Is any additional information, over and above that required purely for driving licence purposes, secretly encrypted on to the credit card style licence?
Precisely who has access to the data, and for what purposes? Is access routinely available to all public bodies and officials, or only on a strict need-to-know basis, coupled with justification and authorization?
How tightly are access, viewing rights, and amendment rights controlled? Could, for example, a parish official in St Ouen snoop on the St Clement licence details of a prospective son-in-law, or fabricate an endorsement on to a business rival’s licence?
If law enforcement agencies have access rights in lawful course of their duties (not unreasonable, within limits), what safeguards are in place to prevent and detect improper use, of the kind not exactly unknown in the recent past?
What integration is there with other States’ databases, like Social Security and Income Tax? Could officials of Social Security, say, search for a cross-matching of names and addresses to check whether a recipient of serious incapacity benefit doesn’t also have a no-incapacity driving licence? Preventing benefit fraud by reasonable means is legitimate, but this kind of linkage allows covert spying on the population to a wholly unacceptable degree.

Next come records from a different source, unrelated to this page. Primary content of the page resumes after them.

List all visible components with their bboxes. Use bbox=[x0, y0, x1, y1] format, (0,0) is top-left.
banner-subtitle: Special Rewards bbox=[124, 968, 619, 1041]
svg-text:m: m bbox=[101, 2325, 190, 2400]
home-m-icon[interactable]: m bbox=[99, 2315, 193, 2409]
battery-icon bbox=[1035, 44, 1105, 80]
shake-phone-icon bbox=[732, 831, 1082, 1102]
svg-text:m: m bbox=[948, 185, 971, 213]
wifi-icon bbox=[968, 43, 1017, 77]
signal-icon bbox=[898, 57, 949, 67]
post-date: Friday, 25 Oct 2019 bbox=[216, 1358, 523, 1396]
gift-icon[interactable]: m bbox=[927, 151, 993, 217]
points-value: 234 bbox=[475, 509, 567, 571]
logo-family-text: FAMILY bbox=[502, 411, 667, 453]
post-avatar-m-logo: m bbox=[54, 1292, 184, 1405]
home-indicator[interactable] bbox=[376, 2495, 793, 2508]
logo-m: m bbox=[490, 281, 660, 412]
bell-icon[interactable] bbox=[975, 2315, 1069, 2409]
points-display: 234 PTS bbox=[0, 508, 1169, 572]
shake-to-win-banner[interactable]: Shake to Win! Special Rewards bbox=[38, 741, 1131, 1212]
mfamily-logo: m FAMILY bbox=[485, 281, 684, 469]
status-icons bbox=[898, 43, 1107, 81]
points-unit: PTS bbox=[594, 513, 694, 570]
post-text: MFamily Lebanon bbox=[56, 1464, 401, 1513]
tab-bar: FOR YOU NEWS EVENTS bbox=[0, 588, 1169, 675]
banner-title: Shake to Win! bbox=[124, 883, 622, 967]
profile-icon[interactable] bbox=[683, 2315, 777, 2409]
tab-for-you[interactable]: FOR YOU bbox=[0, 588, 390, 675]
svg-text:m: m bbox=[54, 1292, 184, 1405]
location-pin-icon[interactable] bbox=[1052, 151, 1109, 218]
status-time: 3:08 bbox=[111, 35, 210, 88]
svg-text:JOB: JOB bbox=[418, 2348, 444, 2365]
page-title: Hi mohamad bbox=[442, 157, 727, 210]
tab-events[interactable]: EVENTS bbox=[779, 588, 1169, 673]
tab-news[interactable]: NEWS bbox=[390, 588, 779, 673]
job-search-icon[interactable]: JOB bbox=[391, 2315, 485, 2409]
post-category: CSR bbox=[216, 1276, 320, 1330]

Licensees’ details include a raft of personal data, photographs, forms, and even signatures. With the existence of the database being public knowledge, and with even CdeH? being able to work out that it would yield a treasure trove of sensitive personal information for criminals, what barriers and firewalls are there to prevent data abstraction for nefarious purposes?
In which public body does political accountability for the centralised database reside? Is it the Comité des Connétables? If not, who? On whose desk sits that famous sign “The Buck Stops Here”? Who do we blame, whose head should roll, who should fall on their sword, if a catastrophic data loss or security breach was to occur? In short, just who’s in charge?

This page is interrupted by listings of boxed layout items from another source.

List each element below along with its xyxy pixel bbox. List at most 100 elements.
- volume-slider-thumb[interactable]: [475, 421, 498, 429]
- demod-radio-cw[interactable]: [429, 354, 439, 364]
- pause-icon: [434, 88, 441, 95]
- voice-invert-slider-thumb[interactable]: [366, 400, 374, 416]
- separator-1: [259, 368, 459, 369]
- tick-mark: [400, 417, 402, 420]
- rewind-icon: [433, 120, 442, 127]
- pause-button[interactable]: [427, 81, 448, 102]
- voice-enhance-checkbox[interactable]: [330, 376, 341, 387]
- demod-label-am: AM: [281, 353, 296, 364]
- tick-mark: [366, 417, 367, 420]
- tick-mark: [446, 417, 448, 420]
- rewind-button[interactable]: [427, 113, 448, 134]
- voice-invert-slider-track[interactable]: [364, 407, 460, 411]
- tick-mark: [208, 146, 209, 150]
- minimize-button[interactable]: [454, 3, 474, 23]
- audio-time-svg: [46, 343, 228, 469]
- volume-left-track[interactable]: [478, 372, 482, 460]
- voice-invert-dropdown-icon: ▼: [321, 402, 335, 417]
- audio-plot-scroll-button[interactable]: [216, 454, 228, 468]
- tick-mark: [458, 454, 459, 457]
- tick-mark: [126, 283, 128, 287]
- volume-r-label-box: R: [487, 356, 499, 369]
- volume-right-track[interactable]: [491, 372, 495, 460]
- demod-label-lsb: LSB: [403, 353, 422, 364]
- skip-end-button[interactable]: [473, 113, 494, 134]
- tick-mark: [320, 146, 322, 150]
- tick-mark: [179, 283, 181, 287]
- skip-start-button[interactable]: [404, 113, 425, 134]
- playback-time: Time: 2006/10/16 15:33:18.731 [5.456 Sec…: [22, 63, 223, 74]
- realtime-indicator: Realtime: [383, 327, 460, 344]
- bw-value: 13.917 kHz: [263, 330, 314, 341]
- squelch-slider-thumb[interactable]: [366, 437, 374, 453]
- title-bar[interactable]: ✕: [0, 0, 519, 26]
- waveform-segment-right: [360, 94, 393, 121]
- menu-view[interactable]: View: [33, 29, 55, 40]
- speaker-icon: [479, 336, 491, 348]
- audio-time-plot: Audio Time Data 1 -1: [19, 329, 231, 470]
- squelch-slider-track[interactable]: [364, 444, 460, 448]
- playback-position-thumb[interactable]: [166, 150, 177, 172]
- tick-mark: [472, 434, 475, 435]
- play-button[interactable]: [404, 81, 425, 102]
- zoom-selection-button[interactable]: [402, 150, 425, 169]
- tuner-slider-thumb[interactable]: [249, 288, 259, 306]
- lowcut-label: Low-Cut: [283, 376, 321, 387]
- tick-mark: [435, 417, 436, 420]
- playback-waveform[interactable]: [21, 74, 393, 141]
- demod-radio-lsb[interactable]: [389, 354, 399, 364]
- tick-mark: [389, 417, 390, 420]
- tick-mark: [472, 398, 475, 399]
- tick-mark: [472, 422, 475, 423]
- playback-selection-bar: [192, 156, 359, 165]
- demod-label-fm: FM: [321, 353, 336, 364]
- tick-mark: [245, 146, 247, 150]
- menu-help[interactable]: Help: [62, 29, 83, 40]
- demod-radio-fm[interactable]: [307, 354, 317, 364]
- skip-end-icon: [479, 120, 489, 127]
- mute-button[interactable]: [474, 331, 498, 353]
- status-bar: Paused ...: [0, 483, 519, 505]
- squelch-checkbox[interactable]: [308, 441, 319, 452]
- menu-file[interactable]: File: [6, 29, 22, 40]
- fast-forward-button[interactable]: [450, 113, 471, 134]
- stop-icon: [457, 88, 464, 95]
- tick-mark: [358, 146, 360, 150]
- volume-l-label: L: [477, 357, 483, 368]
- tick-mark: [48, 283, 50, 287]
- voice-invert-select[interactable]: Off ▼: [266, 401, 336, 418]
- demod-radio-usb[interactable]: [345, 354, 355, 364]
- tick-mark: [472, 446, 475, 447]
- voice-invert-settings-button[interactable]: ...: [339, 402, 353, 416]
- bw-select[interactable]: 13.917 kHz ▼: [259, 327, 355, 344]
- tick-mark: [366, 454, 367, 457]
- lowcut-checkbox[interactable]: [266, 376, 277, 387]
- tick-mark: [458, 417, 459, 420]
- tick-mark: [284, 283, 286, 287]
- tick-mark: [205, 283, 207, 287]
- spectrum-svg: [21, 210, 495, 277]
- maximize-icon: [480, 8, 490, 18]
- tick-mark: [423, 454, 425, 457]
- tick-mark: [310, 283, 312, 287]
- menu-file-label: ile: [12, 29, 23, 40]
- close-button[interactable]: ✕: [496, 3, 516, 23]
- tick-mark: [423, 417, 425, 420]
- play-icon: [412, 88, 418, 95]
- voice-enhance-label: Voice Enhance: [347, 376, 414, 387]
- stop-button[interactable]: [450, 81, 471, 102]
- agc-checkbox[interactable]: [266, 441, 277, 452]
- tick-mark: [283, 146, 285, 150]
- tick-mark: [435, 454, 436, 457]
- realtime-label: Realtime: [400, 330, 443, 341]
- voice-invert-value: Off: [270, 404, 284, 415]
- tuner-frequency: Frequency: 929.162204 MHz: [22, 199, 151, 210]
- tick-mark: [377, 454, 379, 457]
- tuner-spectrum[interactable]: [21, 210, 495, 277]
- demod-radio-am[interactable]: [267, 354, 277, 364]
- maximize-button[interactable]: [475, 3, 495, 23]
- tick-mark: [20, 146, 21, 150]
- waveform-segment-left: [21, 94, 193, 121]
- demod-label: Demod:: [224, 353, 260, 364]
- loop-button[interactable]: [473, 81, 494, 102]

What precautions are taken to ensure that the data held about us will not either (1) be lost while being sent on an unencrypted, non-passworded CD-ROM via insecure mail: or (2) copied to a memory stick which then gets left in the pub: or (3) stored on a laptop which gets nicked from the back seat of a car while the owner hops out to pick up the paper on the way home? All three have happened in the UK during the past year.......
Would the States indemnify the database’s entire population from consequential loss occurring as a result of the leakage of sensitive personal data if caused by the States’ or their agents’ reckless or negligent custody? What’s the extent of third party liability cover carried by the States against this? Is it sufficient?

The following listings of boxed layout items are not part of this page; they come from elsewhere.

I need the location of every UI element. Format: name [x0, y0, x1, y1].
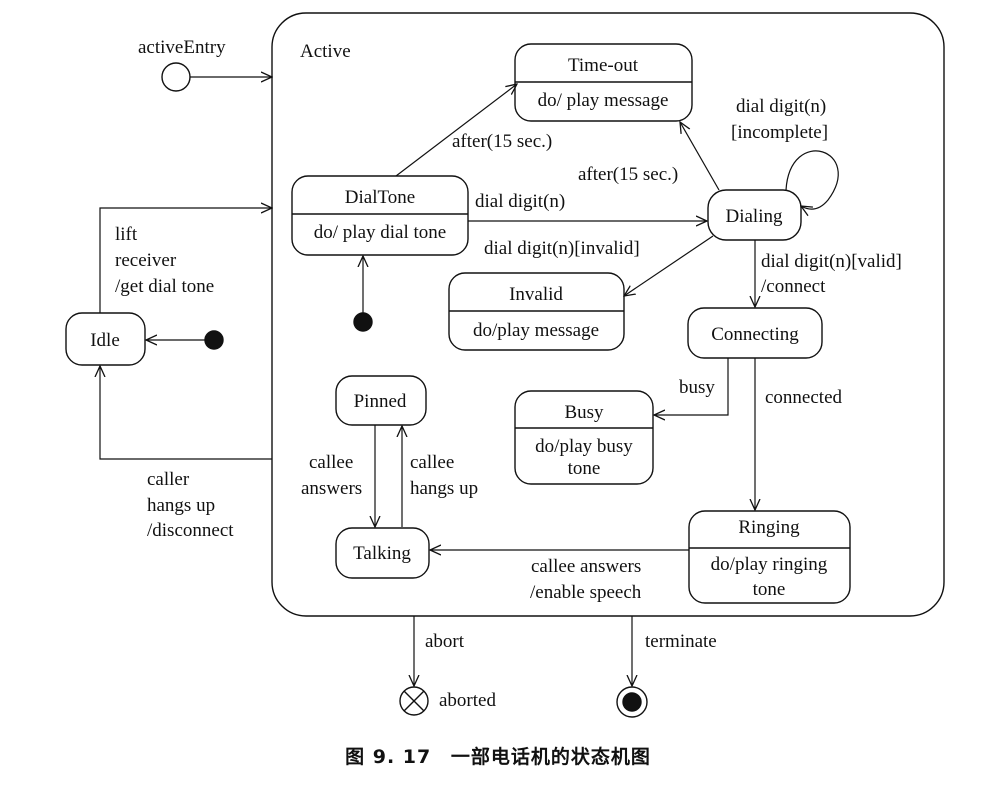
label-dialing-invalid: dial digit(n)[invalid] [484, 238, 640, 259]
connecting-name: Connecting [711, 324, 799, 345]
label-active-idle-1: caller [147, 469, 190, 490]
ringing-activity-line2: tone [753, 579, 786, 600]
label-dialing-timeout: after(15 sec.) [578, 164, 678, 185]
figure-number: 图 9. 17 [345, 746, 432, 768]
label-pinned-talking-2: answers [301, 478, 362, 499]
state-machine-diagram: Active activeEntry Time-out do/ play mes… [65, 12, 945, 718]
time-out-activity: do/ play message [538, 90, 669, 111]
talking-name: Talking [353, 543, 411, 564]
transition-active-idle [100, 366, 272, 460]
label-dialing-connecting-1: dial digit(n)[valid] [761, 251, 902, 272]
busy-activity-line1: do/play busy [535, 436, 633, 457]
exit-point-aborted [399, 686, 429, 716]
time-out-name: Time-out [568, 55, 639, 76]
label-active-idle-2: hangs up [147, 495, 215, 516]
pinned-name: Pinned [354, 391, 407, 412]
label-connecting-ringing: connected [765, 387, 843, 408]
label-dialing-self-2: [incomplete] [731, 122, 828, 143]
label-idle-active-3: /get dial tone [115, 276, 214, 297]
label-terminate: terminate [645, 631, 717, 652]
aborted-label: aborted [439, 690, 496, 711]
ringing-name: Ringing [738, 517, 800, 538]
label-talking-pinned-1: callee [410, 452, 454, 473]
label-pinned-talking-1: callee [309, 452, 353, 473]
final-state [616, 686, 648, 718]
dial-tone-name: DialTone [345, 187, 415, 208]
label-active-idle-3: /disconnect [147, 520, 234, 541]
label-dialtone-timeout: after(15 sec.) [452, 131, 552, 152]
label-abort: abort [425, 631, 465, 652]
figure-caption: 图 9. 17 一部电话机的状态机图 [0, 742, 996, 769]
busy-name: Busy [564, 402, 604, 423]
active-entry-label: activeEntry [138, 37, 226, 58]
dial-tone-activity: do/ play dial tone [314, 222, 446, 243]
label-dialing-connecting-2: /connect [761, 276, 826, 297]
idle-name: Idle [90, 330, 120, 351]
label-ringing-talking-2: /enable speech [530, 582, 642, 603]
transition-dialing-self [785, 150, 839, 209]
initial-state-idle [204, 330, 224, 350]
label-dialtone-dialing: dial digit(n) [475, 191, 565, 212]
label-talking-pinned-2: hangs up [410, 478, 478, 499]
label-ringing-talking-1: callee answers [531, 556, 641, 577]
transition-dialtone-timeout [395, 84, 517, 177]
label-idle-active-1: lift [115, 224, 138, 245]
figure-title: 一部电话机的状态机图 [450, 746, 651, 768]
invalid-name: Invalid [509, 284, 563, 305]
label-connecting-busy: busy [679, 377, 715, 398]
label-idle-active-2: receiver [115, 250, 177, 271]
busy-activity-line2: tone [568, 458, 601, 479]
initial-state-dialtone [353, 312, 373, 332]
transition-dialing-timeout [680, 122, 720, 191]
label-dialing-self-1: dial digit(n) [736, 96, 826, 117]
ringing-activity-line1: do/play ringing [711, 554, 828, 575]
invalid-activity: do/play message [473, 320, 599, 341]
active-label: Active [300, 41, 351, 62]
entry-point [161, 62, 191, 92]
dialing-name: Dialing [726, 206, 783, 227]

What does the database cost to establish and maintain? Is it cost-effective? Could it be outsourced at lower cost, provided that legitimate access was not impeded and security was not compromised?
And finally - have all the operating parameters and data protection measures been reviewed and signed off by the Data Protection Commissioner?
Now for a couple of other aspects.
Doesn’t the basic concept of an Island-wide driving licences database run counter to the hoary old argument that a system of 12 individual parishes constituting 12 separate issuing authorities is somehow one of the key manifestations of individual parish identity?
And from the purely practical standpoint, if a centralised, all-Island, driving licence database exists, then why on earth does CdeH?, say, on moving house from Trinity to St John, have to go through the archaic and time-consuming rigmarole of surrendering a Trinity licence and applying – probably in person too, for photograph verification - for a new St John version (plus the £40 fee, no doubt)? The widespread assumption among CdeH?’s acquaintances is that it’s to give parish administration at least the fiction of something to do……thereby adding, of course, to the cost of public bureaucracy.
CdeH? did not anticipate the need, quite so soon after launching Clameur de Haro?, to comment at such length on the threats to the privacy and security of islanders’ personal details posed by the unremitting expansion of the database state.
CdeH? is disinclined just to trust Big Brother, much less learn to love him. So satisfactory answers and reassurances please, Big Brother. And now.